Howls of pain erupted from the guards near the elevator as those in front of Melanie opened fire. Cries of fear spilled from the lab across the hall from the vampires’ quarters.
“Lanie!” she heard her friend Linda call. Dr. Linda Machen was the only other female researcher who worked hands-on with the vampires.
“I’m okay!” Melanie shouted back. “Stay there and take cover!”
A guard—she didn’t know if it was one from the end of the hallway or one of the trio in front of her—hit the ground beside her and skidded away several yards, eyes closed, face battered.
“No! Melanie’s still out there!” she heard Linda scream just before one of the men in the lab closed and sealed the door.
More bodies hit the floor.

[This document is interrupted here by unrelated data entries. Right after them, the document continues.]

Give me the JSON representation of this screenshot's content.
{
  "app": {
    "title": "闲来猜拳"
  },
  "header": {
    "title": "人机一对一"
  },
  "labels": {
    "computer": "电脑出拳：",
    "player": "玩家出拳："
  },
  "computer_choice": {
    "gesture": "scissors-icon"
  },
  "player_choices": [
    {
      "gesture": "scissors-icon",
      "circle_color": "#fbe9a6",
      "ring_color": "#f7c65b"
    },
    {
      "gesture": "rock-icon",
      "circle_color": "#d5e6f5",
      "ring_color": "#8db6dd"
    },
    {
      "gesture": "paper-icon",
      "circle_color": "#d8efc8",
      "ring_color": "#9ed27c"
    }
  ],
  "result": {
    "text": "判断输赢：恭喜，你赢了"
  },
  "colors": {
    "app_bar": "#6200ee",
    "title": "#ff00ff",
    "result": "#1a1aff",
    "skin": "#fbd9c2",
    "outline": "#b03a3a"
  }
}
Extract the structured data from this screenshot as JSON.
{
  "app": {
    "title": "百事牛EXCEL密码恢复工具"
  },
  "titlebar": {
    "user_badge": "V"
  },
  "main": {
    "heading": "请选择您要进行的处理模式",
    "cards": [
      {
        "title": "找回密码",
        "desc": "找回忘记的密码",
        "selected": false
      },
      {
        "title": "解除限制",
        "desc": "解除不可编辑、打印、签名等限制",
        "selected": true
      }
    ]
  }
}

A tile fragment leapt up from the floor in front of Melanie and sliced into her forehead.
Bullets wreaked havoc all around her.
Ducking her head, she covered it with her arms. Even if she could make it to one of the doors, rising up enough to sweep her key card and enter the code would leave her too exposed.
Silence fell. A moan sounded. Somewhere a body slumped to the floor.
Trembling, Melanie raised her head.
All of the guards were down.
In the center of the hallway, bodies spread around his feet like flower petals, stood a man garbed entirely in black, his head lowered slightly. Black pants clung to muscular thighs. His black shirt glistened with blood and sported a dozen or more holes. Big black boots. Long black coat.
His thick chest rose and fell swiftly as he raised his chin. Through the curtain of his lengthy obsidian hair, he met her gaze.